I typically cover two to four real programs and work them over in
detail, pointing out the problems and showing how to fix them. Some
problems appear early on and then recur in other programs so that the
class builds up several themes simultaneously. Major themes
- Using less code to do the same tasks. Most programs are horribly
overwritten. Using less code means that there's less to maintain and
less opportunity for bugs.
- Preventing superstition. Many programmers seem to forget
that programming is an engineering discipline. They put in code that
they don't understand because "I wanted to be on the safe side," or
"Bob said I should always do that," or "I heard that sometimes it
would break if I did it the other way." There's nothing wrong with
being on the safe side, but throwing salt over your shoulder won't
- Avoiding repeated code. Many programmers use a
cut-and-paste method to generate code. This almost always creates
maintenance problems---someone needs to change the code, but they
forget to change the other two copies that are elsewhere. Repeated
code imposes a maintenance and administrative cost that is far out of
proportion to its value.
- Recognizing and minimizing structural elements. Code can be
classified into structural and functional elements, just as
architectural elements can. Structural elements are those which do
not advance the real-world goal of the software. They cost as much as
functional elements, but provide no direct benefit. As in
architecture, structural elements should be minimized.
- Avoiding purely conventional relationships.
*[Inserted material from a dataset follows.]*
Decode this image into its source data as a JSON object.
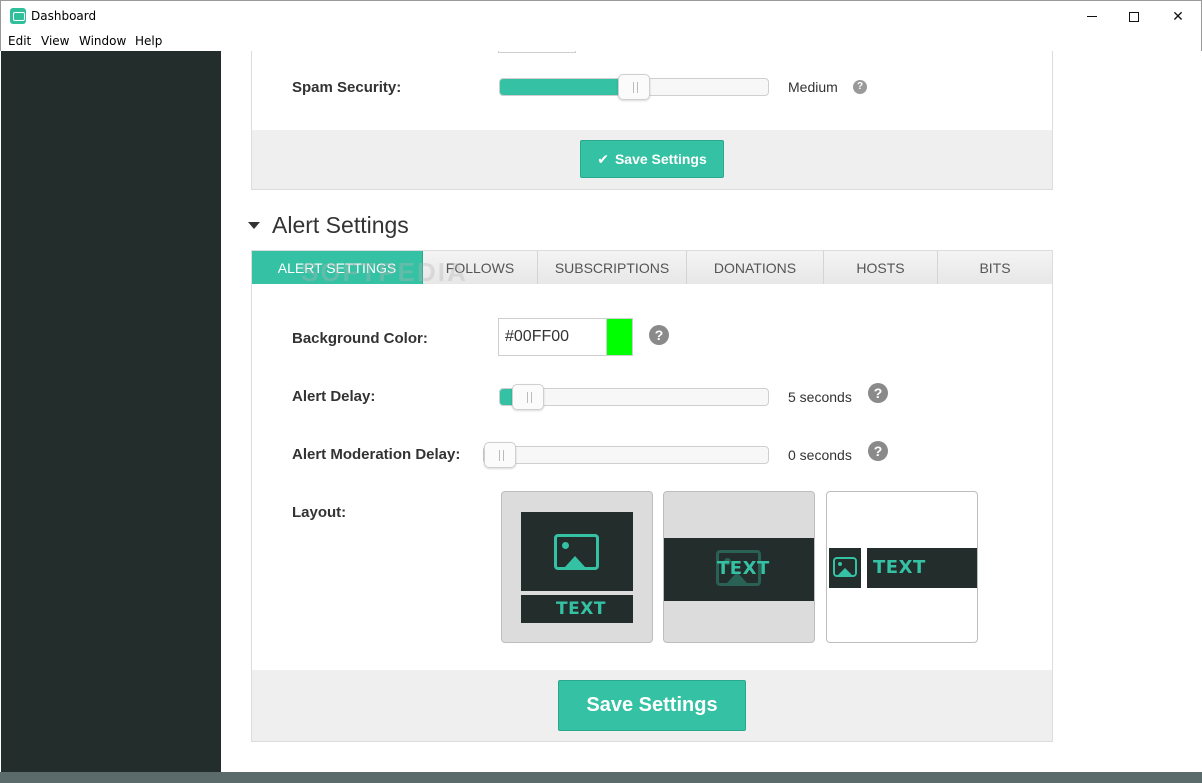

When program
elements are related purely by a naming or other convention, the
maintenance programmer has one more thing to remember, and code
becomes complicated or repetitive because the language hasn't been
informed of the relation between the elements. Relations should be
explicit wherever possible.
- The Cardinal Rule of Computer Programming.
Course content changes every time I give the class. At present,
Red Flags I covers a utility for merging reports together, a program for
doing recursive directory copy, and a large collection of assorted
fragments. Red Flags II covers a utility for cleaning up an upload
directory, a program to alter the format of a bio-informatic data
file, and a CGI tic-tac-toe program. Other code I've discussed in the
past has included a CD jukebox interface program, a program for
extracting unique records from a log file,
and a collection of examples of how if-else blocks
can go wrong. I'm presently preparing new material examining a
function written by a famous Perl expert.
All code is guaranteed genuine---no contrived or fake examples. The
problems I discuss are all problems you will see in real code, because
I see them over and over in real code.